Acompañar a migrantes y refugiados
Este domingo, 29 de septiembre, celebramos la Jornada Mundial del migrante y refugiado. El lema, elegido por el papa Francisco, para este año reza: “Dios camina con su pueblo”. El lema nos recuerda el éxodo del pueblo de Israel de Egipto y su camino hacia la tierra prometida; es un largo viaje de la esclavitud a la libertad que prefigura el de la Iglesia hacia el encuentro final con el Señor. Análogamente, dice el Papa, es posible ver en los emigrantes de nuestro tiempo una imagen viva del pueblo de Dios en camino hacia la patria eterna. En cada éxodo, Dios precede y acompaña el caminar de su pueblo y de todos sus hijos en cualquier tiempo y lugar. Hoy son miles las personas que huyen del hambre, de la guerra o de otros peligros graves, en busca de seguridad y de una vida digna para sí mismos y para sus familias. Dios los acompaña.
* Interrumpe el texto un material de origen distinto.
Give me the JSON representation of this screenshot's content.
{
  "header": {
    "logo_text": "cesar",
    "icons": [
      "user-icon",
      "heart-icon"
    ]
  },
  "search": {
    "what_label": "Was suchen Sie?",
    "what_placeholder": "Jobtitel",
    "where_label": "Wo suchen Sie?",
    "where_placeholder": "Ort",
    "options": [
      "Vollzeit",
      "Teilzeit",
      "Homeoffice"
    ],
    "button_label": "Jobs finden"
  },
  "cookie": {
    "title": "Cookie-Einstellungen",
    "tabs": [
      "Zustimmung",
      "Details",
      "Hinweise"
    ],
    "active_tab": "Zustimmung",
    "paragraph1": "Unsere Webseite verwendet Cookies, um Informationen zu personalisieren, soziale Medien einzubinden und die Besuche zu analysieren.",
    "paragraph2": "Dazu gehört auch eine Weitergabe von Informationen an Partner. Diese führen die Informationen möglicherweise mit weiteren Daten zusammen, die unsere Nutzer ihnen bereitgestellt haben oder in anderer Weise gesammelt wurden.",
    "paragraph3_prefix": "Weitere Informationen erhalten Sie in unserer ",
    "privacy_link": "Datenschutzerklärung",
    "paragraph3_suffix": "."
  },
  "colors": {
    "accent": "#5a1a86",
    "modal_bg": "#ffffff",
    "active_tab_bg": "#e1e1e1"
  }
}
En este curso pastoral, dedicado en nuestra Diócesis al acompañamiento, hemos de prestar atención también a migrantes y refugiados. Estamos llamados a abrir nuestro corazón al amor de Dios, dejarnos transformar por él para acompañar a las personas migradas. Dios camina con y en los emigrantes. Quien acoge el abrazo amoroso del Padre en el encuentro con Jesús queda trasformado en manos que se abren a otros para que también ellos experimenten la cercanía amorosa de Dios: sea quien fuere, en este abrazo fraterno debe saberse amado como hijo de Dios y sentirse 'en casa' en la única familia humana.
Actualmente más del 18% de la población en el territorio de nuestra Diocesis son extranjeros; la inmensa mayoría buscan seguridad y una vida digna. No nos pueden ser indiferentes. Hacerlo sería entrar en el camino de la complicidad. Nuestra respuesta como Iglesia no puede ser otra que la que nos muestra Jesús en el Evangelio.
Ante el fenómeno migratorio es necesario examinar sus causas y trabajar por atajarlas en origen, así como regular el ejercicio del derecho de todos a migrar para evitar efectos negativos para todos. Pero también como Iglesia y como sociedad hemos de responder a los problemas de estos hermanos desde el punto de vista humano, económico, político, social y pastoral. Nos urge repensar nuestras actitudes personales, eclesiales, sociales y políticas, y redoblar nuestro compromiso real y efectivo con los migrantes y sus familias. Son ante todo personas con la misma dignidad sagrada que los autóctonos. Merecen acogida, respeto y estima. Hemos de fomentar actitudes y comportamientos de acogida, de encuentro y de dialogo. Es necesario conocer a las personas migradas y su historia personal y familiar para poder comprenderlas y acompañarlas. En ellos, el Señor viene a nuestro encuentro; son su presencia viviente en nuestras vidas.